From Honduras to California, the dreams of the rich are reshaping urban spaces into exclusive private domains. The future of our cities must not be ceded to elites striving to construct walled utopias.

Billionaires Building New California City Are Now Wooing Voters

A protestor speaks with members of the media outside a news conference for California Forever in Rio Vista, California, on January 17, 2024. (Philip Pacheco / Bloomberg via Getty Images)


In California, a group of tech and finance people are working on a secretive project to build a city in Solano County, near San Francisco. They are facing local opposition and criticism for the usual reasons: disagreeable tactics, strong-arm behavior, and utopian thinking that opponents allege will do more harm than good. The group leading the charge is called California Forever — a fact that ought to invite its own criticisms, not least because it sounds like something out of a James Bond film that has a 64 percent rating on Rotten Tomatoes.

In Honduras, a group known as Próspera Inc. is building a libertarian city, labeled by Reason as “a radical experiment in private governance.” As Zach Weissmueller reports for the magazine, the company’s cofounder and CEO, Erick Brimen, says the city, called Próspera Village, “is not a location” but rather “a platform that delivers governance as a service in partnership with host governments that create a legal framework that allows that public-private partnership to emerge.”

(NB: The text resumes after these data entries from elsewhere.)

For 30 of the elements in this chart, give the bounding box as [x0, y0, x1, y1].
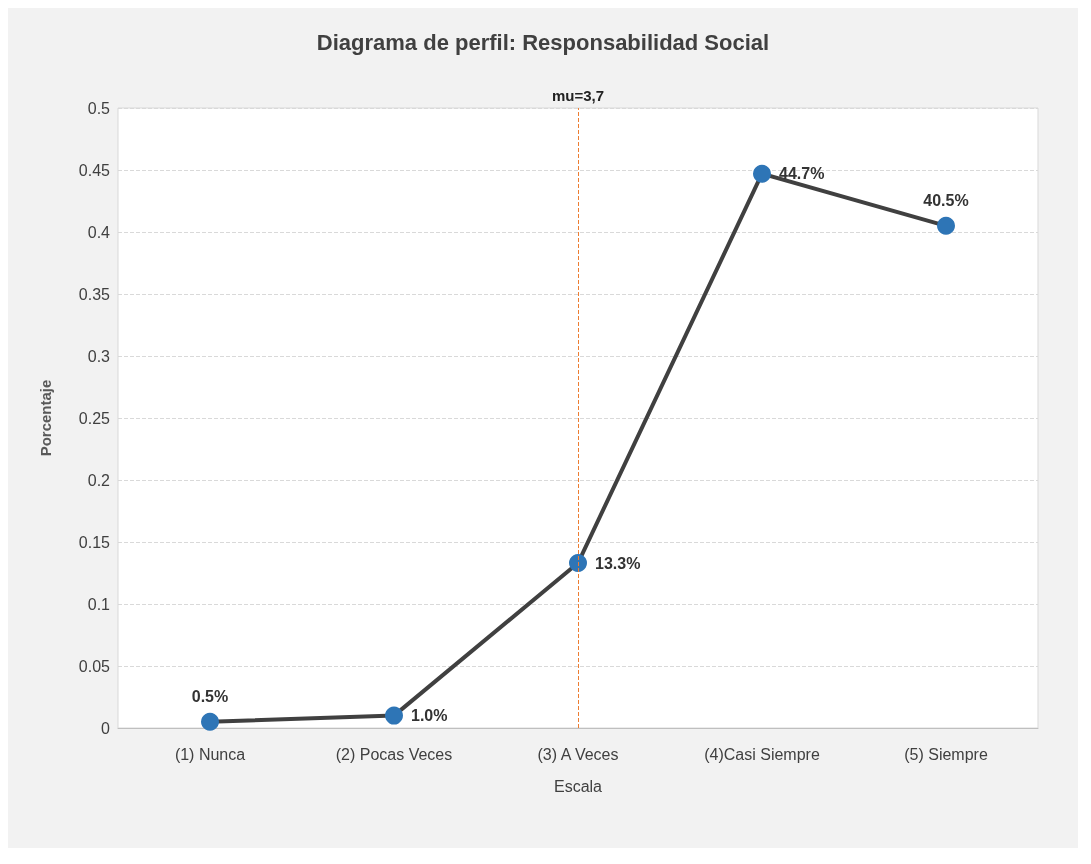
point [569, 554, 587, 573]
chart-title: Diagrama de perfil: Responsabilidad Social [316, 29, 770, 55]
y-tick-label: 0.4 [87, 223, 111, 241]
point [753, 164, 771, 183]
data-label: 44.7% [779, 165, 825, 183]
y-tick-label: 0.25 [78, 409, 111, 427]
x-axis-title: Escala [553, 777, 603, 795]
data-label: 0.5% [191, 688, 229, 706]
data-label: 1.0% [411, 707, 448, 725]
point [201, 712, 219, 731]
y-axis-title: Porcentaje [37, 379, 54, 457]
x-tick-label: (2) Pocas Veces [335, 745, 453, 763]
data-label: 40.5% [923, 192, 969, 210]
point [937, 216, 955, 235]
y-tick-label: 0.15 [78, 533, 111, 551]
x-tick-label: (5) Siempre [904, 745, 988, 763]
y-tick-label: 0.1 [87, 595, 111, 613]
ref-line-label: mu=3,7 [551, 87, 605, 104]
y-tick-label: 0.05 [78, 657, 111, 675]
y-tick-label: 0.3 [87, 347, 111, 365]
x-tick-label: (4)Casi Siempre [704, 745, 820, 763]
y-tick-label: 0.35 [78, 285, 111, 303]
y-tick-label: 0 [101, 719, 111, 737]
x-tick-label: (1) Nunca [174, 745, 246, 763]
y-tick-label: 0.2 [87, 471, 111, 489]
x-tick-label: (3) A Veces [537, 745, 619, 763]
y-tick-label: 0.5 [87, 99, 111, 117]
y-tick-label: 0.45 [78, 161, 111, 179]
data-label: 13.3% [595, 554, 641, 572]
point [385, 706, 403, 725]
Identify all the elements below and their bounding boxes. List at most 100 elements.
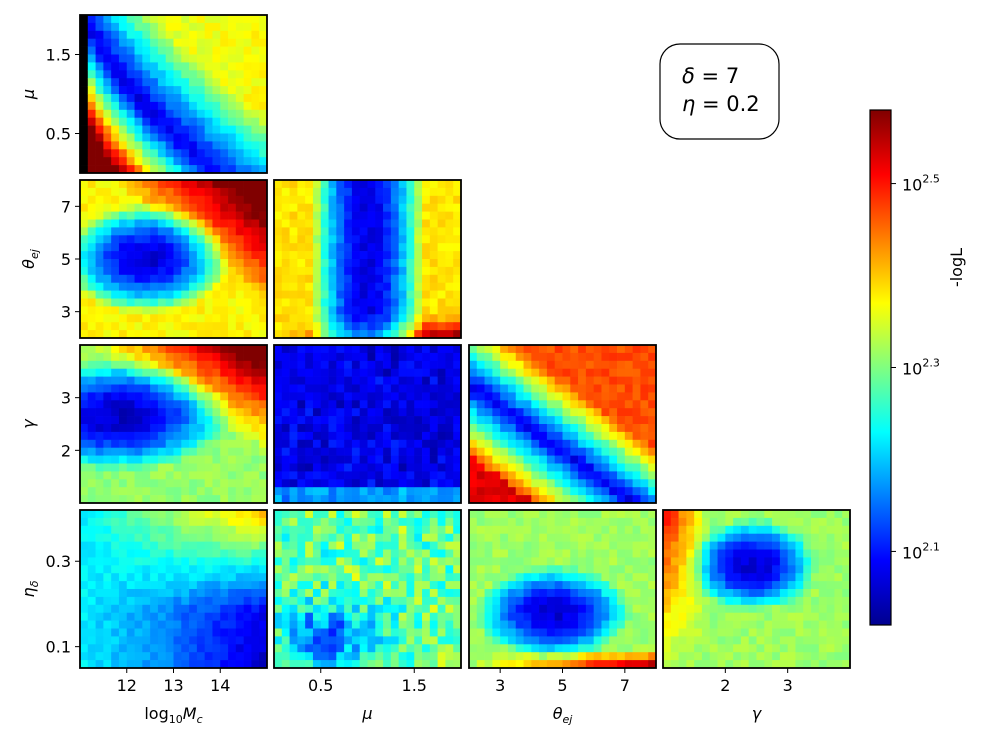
heatmap-cell xyxy=(701,581,711,590)
heatmap-cell xyxy=(103,54,112,63)
heatmap-cell xyxy=(80,424,89,433)
heatmap-cell xyxy=(351,628,361,637)
heatmap-cell xyxy=(165,541,174,550)
heatmap-cell xyxy=(134,533,143,542)
heatmap-cell xyxy=(429,266,438,276)
heatmap-cell xyxy=(375,596,384,606)
heatmap-cell xyxy=(243,38,252,47)
heatmap-cell xyxy=(469,510,478,519)
heatmap-cell xyxy=(725,636,734,645)
heatmap-cell xyxy=(243,70,252,79)
heatmap-cell xyxy=(445,187,454,197)
heatmap-cell xyxy=(173,392,182,401)
heatmap-cell xyxy=(251,612,260,621)
heatmap-cell xyxy=(617,345,626,354)
heatmap-cell xyxy=(453,203,462,212)
heatmap-cell xyxy=(212,290,221,299)
heatmap-cell xyxy=(367,557,376,566)
heatmap-cell xyxy=(632,525,641,535)
heatmap-cell xyxy=(640,431,649,441)
heatmap-cell xyxy=(157,533,167,542)
heatmap-cell xyxy=(670,620,679,629)
heatmap-panel-theta_ej-vs-eta_delta xyxy=(468,509,657,669)
heatmap-cell xyxy=(437,368,446,377)
heatmap-cell xyxy=(181,573,190,582)
heatmap-cell xyxy=(640,487,649,496)
heatmap-cell xyxy=(251,525,260,535)
heatmap-cell xyxy=(274,424,283,433)
heatmap-cell xyxy=(142,203,151,212)
heatmap-cell xyxy=(578,525,587,535)
heatmap-cell xyxy=(437,227,446,236)
heatmap-cell xyxy=(165,589,174,598)
heatmap-cell xyxy=(570,589,579,598)
heatmap-cell xyxy=(181,70,190,79)
heatmap-cell xyxy=(709,533,718,542)
heatmap-cell xyxy=(150,125,159,134)
heatmap-cell xyxy=(748,541,757,550)
heatmap-cell xyxy=(87,157,96,166)
heatmap-cell xyxy=(336,471,345,480)
heatmap-cell xyxy=(173,345,182,354)
heatmap-cell xyxy=(740,628,750,637)
heatmap-cell xyxy=(189,187,198,197)
heatmap-cell xyxy=(842,620,851,629)
heatmap-cell xyxy=(818,525,827,535)
heatmap-cell xyxy=(740,604,750,614)
heatmap-cell xyxy=(274,251,283,260)
heatmap-cell xyxy=(126,368,135,377)
heatmap-cell xyxy=(111,368,120,377)
heatmap-cell xyxy=(375,541,384,550)
heatmap-cell xyxy=(414,581,423,590)
heatmap-cell xyxy=(142,149,151,158)
heatmap-cell xyxy=(297,447,306,456)
heatmap-cell xyxy=(111,266,120,276)
heatmap-cell xyxy=(469,620,478,629)
heatmap-cell xyxy=(601,533,610,542)
heatmap-cell xyxy=(398,533,407,542)
heatmap-cell xyxy=(476,439,485,449)
heatmap-cell xyxy=(531,589,540,598)
heatmap-cell xyxy=(398,195,407,205)
heatmap-cell xyxy=(492,408,501,417)
heatmap-cell xyxy=(126,165,135,174)
heatmap-cell xyxy=(359,636,368,645)
heatmap-cell xyxy=(803,533,812,542)
heatmap-cell xyxy=(398,352,407,362)
heatmap-cell xyxy=(259,282,268,291)
heatmap-cell xyxy=(406,424,415,433)
heatmap-cell xyxy=(640,549,649,558)
heatmap-cell xyxy=(305,439,314,449)
heatmap-cell xyxy=(259,86,268,95)
heatmap-cell xyxy=(320,589,329,598)
heatmap-cell xyxy=(383,447,392,456)
heatmap-cell xyxy=(476,360,485,370)
heatmap-cell xyxy=(476,533,485,542)
heatmap-cell xyxy=(165,517,174,527)
heatmap-cell xyxy=(359,565,368,574)
heatmap-cell xyxy=(320,298,329,307)
heatmap-cell xyxy=(678,573,687,582)
heatmap-cell xyxy=(709,541,718,550)
heatmap-cell xyxy=(134,352,143,362)
heatmap-cell xyxy=(578,652,587,661)
heatmap-cell xyxy=(367,510,376,519)
heatmap-cell xyxy=(787,604,796,614)
heatmap-cell xyxy=(103,652,112,661)
heatmap-cell xyxy=(826,652,835,661)
heatmap-cell xyxy=(344,596,353,606)
heatmap-cell xyxy=(220,510,229,519)
heatmap-cell xyxy=(142,565,151,574)
heatmap-cell xyxy=(351,180,361,189)
heatmap-cell xyxy=(165,235,174,244)
heatmap-cell xyxy=(515,463,524,472)
heatmap-cell xyxy=(437,322,446,331)
heatmap-cell xyxy=(803,573,812,582)
heatmap-cell xyxy=(251,133,260,142)
heatmap-cell xyxy=(686,612,695,621)
heatmap-cell xyxy=(406,322,415,331)
heatmap-cell xyxy=(181,22,190,32)
heatmap-cell xyxy=(570,573,579,582)
heatmap-cell xyxy=(344,227,353,236)
heatmap-cell xyxy=(632,573,641,582)
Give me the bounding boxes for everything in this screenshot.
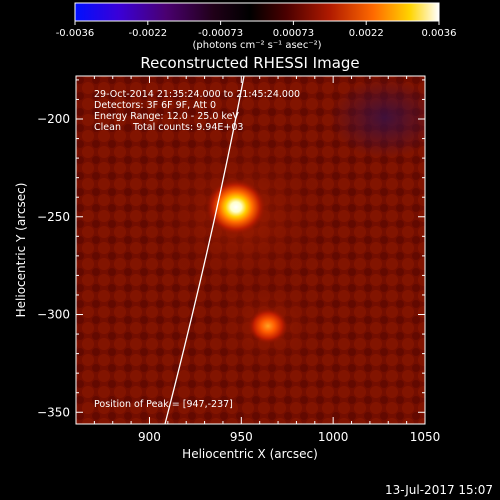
colorbar-tick-label: 0.0022 bbox=[349, 28, 384, 39]
peak-position: Position of Peak = [947,-237] bbox=[94, 399, 233, 410]
colorbar-tick-label: -0.0022 bbox=[128, 28, 167, 39]
x-tick-label: 950 bbox=[230, 430, 253, 444]
info-detectors: Detectors: 3F 6F 9F, Att 0 bbox=[94, 100, 216, 111]
colorbar-tick-label: -0.00073 bbox=[198, 28, 243, 39]
info-time-range: 29-Oct-2014 21:35:24.000 to 21:45:24.000 bbox=[94, 89, 300, 100]
y-axis-label: Heliocentric Y (arcsec) bbox=[14, 183, 28, 318]
y-tick-label: −350 bbox=[37, 405, 70, 419]
x-axis-label: Heliocentric X (arcsec) bbox=[182, 447, 318, 461]
colorbar-tick-label: -0.0036 bbox=[56, 28, 95, 39]
x-tick-label: 900 bbox=[138, 430, 161, 444]
info-energy-range: Energy Range: 12.0 - 25.0 keV bbox=[94, 111, 239, 122]
colorbar: -0.0036 -0.0022 -0.00073 0.00073 0.0022 0.003… bbox=[56, 2, 457, 51]
info-clean-counts: Clean Total counts: 9.94E+03 bbox=[94, 122, 243, 133]
x-tick-label: 1050 bbox=[410, 430, 441, 444]
y-tick-label: −200 bbox=[37, 112, 70, 126]
main-source bbox=[206, 179, 266, 235]
solar-limb bbox=[164, 76, 245, 424]
negative-region bbox=[330, 78, 425, 158]
y-tick-label: −250 bbox=[37, 210, 70, 224]
y-axis-ticks: −200 −250 −300 −350 bbox=[37, 79, 425, 419]
colorbar-tick-label: 0.00073 bbox=[273, 28, 314, 39]
x-tick-label: 1000 bbox=[318, 430, 349, 444]
plot-title: Reconstructed RHESSI Image bbox=[140, 54, 359, 72]
image-panel bbox=[76, 76, 425, 424]
y-tick-label: −300 bbox=[37, 308, 70, 322]
colorbar-tick-label: 0.0036 bbox=[422, 28, 457, 39]
info-block: 29-Oct-2014 21:35:24.000 to 21:45:24.000… bbox=[94, 89, 300, 133]
secondary-source bbox=[248, 308, 288, 344]
colorbar-ticks: -0.0036 -0.0022 -0.00073 0.00073 0.0022 0.003… bbox=[56, 21, 457, 39]
timestamp: 13-Jul-2017 15:07 bbox=[385, 483, 493, 497]
colorbar-unit-label: (photons cm⁻² s⁻¹ asec⁻²) bbox=[192, 40, 321, 51]
colorbar-gradient bbox=[74, 2, 440, 22]
plot-frame bbox=[75, 75, 426, 425]
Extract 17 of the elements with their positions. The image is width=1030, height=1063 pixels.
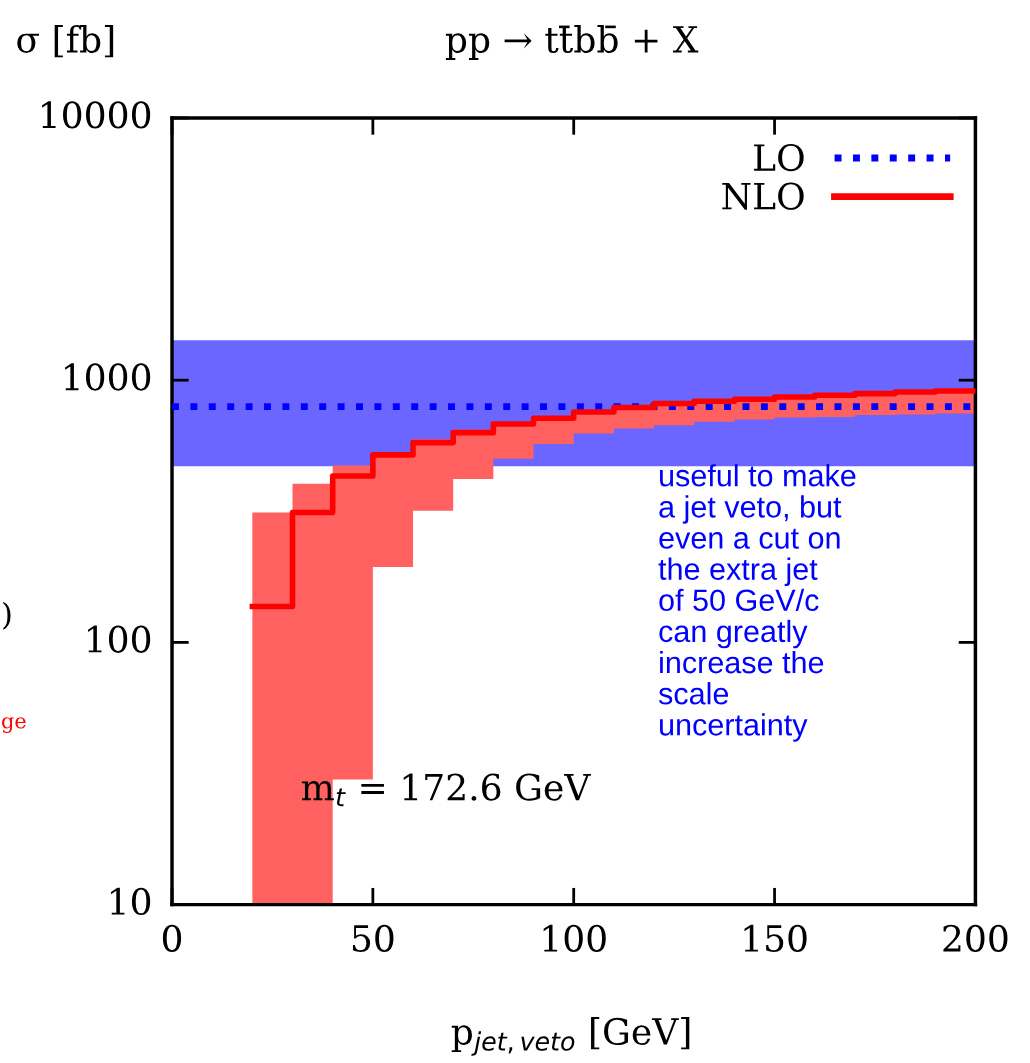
x-tick-label: 50 [352,924,394,953]
chart-title: pp → tt̄bb̄ + X [445,25,699,60]
legend-label: LO [754,143,804,172]
y-tick-label: 10000 [42,101,151,129]
text: ) [3,601,11,630]
y-tick-label: 100 [88,625,151,653]
y-axis-title: σ [fb] [17,25,114,58]
x-tick-label: 200 [943,924,1008,953]
text: ge [2,717,26,733]
y-tick-label: 1000 [65,363,151,391]
x-axis-title: p$_{jet,veto}$ [GeV] [451,1017,690,1056]
x-tick-label: 0 [162,924,182,953]
x-tick-label: 150 [744,924,807,953]
text: useful to make a jet veto, but even a cut on the extra jet of 50 GeV/c can greatly increase the scale uncertainty [658,464,856,742]
y-tick-label: 10 [111,887,151,916]
legend-label: NLO [722,182,804,210]
x-tick-label: 100 [543,924,606,953]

Taken together, these extravagant undertakings by the rich indeed resemble the plot of a James Bond movie. They’re a bit like Quantum of Solace, with the antagonists infused with a touch more Ayn Rand influence. But this comparison arises only because the projects seem cartoonish and quixotic. At their best, they’re evocative of Bond-villain chicanery. At their worst, however, they recall the dystopia of the Matt Damon vehicle, Elysium, in which elites have decamped for a luxurious space habitat, leaving the rest of humanity to toil and perish on a polluted and blighted Earth.